Software apps and online services
This post is all about using the elecrow Crowtail Serial Wifi connector as a WiFi peripheral to get the MSP430 connected to the internet in a cheap and easy fashion! The eight dollar Crowtail uses the ESP8266 WiFi module to communicate with the twelve dollar MSP4305529 LaunchPad through AT commands over UART. A list of the AT commands can be found here.
In order to keep the connections neat, the LaunchPad was interfaced with the Grove Base booster pack which is available in the Seeed for LaunchPad Starter Kit. This is not necessary for interfacing the Crowtail to the MSP430. The temperature and humidity sensor from the Seeed kit is also used in order to provide data for the LaunchPad to publish.
LaunchPad as a web server:
The ESP8266 is capable of acting as a WiFi access point. Through AT commands, The LaunchPad can be configured to accept TCP connections and then write data.
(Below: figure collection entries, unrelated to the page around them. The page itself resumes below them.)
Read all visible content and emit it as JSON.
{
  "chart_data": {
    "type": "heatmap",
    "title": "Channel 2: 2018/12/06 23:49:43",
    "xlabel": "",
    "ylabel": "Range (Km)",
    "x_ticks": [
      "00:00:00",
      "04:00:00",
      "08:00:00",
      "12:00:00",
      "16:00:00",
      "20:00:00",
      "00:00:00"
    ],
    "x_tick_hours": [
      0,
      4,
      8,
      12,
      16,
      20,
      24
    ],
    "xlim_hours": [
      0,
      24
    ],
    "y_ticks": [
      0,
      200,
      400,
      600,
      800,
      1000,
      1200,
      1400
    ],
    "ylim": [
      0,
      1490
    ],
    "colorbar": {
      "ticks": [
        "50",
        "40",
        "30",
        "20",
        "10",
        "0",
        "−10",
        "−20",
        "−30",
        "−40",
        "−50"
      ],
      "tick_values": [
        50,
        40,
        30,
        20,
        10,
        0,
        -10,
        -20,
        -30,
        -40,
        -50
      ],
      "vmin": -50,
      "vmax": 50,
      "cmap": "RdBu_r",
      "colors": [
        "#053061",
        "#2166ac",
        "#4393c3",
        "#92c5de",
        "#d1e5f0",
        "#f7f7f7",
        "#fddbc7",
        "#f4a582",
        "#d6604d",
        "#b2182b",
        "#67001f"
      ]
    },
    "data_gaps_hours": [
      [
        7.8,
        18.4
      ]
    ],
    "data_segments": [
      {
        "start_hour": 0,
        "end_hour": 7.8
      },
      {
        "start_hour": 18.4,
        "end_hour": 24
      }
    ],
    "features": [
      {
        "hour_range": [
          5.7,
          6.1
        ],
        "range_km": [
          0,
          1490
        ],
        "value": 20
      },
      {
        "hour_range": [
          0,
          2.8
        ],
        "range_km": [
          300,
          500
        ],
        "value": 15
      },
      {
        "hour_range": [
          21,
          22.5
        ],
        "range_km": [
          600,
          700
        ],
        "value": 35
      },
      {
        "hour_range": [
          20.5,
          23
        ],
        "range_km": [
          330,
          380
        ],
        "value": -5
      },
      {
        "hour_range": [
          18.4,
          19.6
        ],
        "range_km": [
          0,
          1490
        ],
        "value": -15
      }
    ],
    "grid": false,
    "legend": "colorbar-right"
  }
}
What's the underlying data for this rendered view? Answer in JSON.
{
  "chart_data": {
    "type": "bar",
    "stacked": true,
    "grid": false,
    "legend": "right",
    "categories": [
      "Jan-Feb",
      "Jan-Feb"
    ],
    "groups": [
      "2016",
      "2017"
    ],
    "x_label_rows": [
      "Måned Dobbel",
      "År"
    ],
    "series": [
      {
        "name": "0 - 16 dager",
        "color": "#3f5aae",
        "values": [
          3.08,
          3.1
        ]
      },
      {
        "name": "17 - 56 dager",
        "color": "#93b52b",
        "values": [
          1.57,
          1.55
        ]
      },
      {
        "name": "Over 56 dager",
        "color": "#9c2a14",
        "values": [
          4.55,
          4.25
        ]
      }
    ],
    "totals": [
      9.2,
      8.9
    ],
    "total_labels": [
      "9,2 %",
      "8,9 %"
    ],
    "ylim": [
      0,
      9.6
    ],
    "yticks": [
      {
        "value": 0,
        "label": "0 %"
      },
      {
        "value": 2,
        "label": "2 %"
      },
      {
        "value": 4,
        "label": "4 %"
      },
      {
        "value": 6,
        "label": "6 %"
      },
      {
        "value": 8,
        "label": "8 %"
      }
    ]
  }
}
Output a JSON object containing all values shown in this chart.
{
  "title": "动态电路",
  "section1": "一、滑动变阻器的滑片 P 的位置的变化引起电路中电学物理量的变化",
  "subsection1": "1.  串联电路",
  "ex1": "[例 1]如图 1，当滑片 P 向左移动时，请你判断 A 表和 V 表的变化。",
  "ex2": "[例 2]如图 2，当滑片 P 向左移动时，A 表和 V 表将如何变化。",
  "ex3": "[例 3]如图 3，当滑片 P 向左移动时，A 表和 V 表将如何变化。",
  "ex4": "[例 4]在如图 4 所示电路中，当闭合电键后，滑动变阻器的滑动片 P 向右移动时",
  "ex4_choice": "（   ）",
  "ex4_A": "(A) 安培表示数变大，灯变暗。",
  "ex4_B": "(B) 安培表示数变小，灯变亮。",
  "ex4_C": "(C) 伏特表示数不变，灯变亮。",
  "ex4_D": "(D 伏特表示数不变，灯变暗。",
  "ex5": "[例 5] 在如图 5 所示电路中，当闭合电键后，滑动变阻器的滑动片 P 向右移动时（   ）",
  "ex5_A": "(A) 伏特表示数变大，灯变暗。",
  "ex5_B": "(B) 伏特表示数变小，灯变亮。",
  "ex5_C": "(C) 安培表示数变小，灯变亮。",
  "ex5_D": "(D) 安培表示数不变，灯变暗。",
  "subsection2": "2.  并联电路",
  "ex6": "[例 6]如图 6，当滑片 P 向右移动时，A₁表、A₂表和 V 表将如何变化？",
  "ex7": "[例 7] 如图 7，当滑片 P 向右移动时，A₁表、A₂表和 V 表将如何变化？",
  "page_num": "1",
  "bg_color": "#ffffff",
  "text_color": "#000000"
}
In the code below, crowtailCode, if the user presses PUSH1 on the MSP4305529 LaunchPad, the LaunchPad will enter server mode. There will then be an open WiFi network with a name of "AI_THINKER _XXXX". The IP address where the LaunchPad is publishing data is in the serial monitor in response to the command AT+CIFSR, in this case 192.168.4.1. If the user opens a web browser and navigates to this address, the ESP8266 will accept a connection and then send data through a TCP connection. The data can be controlled in code, in this case it is publishing the temperature and humidity. The example page being published is a simple text page with code to refresh every five seconds. Any HTML code could be printed over serial to the device and then accessed. An example of the webpage hosting results can be seen below:
LaunchPad as a Client:
The ESP8266 can also be used to connect the LaunchPad to a web service as a client. If the user presses PUSH2 with the code below, the LaunchPad will connect to Thing Speak as a client and, through an API, publish the temperature and humidity data to the website. This data can then be monitored from any web connection. In order to configure this to work with Thing Speak, a free API key must be acquired and the SSID and WiFi password must be changed in code. An example of the Thing Speak data monitoring is shown below.
This device itself could be used as a cheap and easy weather monitoring station! The results could be accessed over web interface or even published to a smart watch so the user could know the temp and humidity for their house or for their exact location.
The ESP8266 interface also opens the door for many other IoT applications. It provides both an ability to host connections and connect to other services and is an extremely low cost option. It pairs very well with a low power, low cost LaunchPad to enable anyone to develop for an increasingly Internet of Things focused world!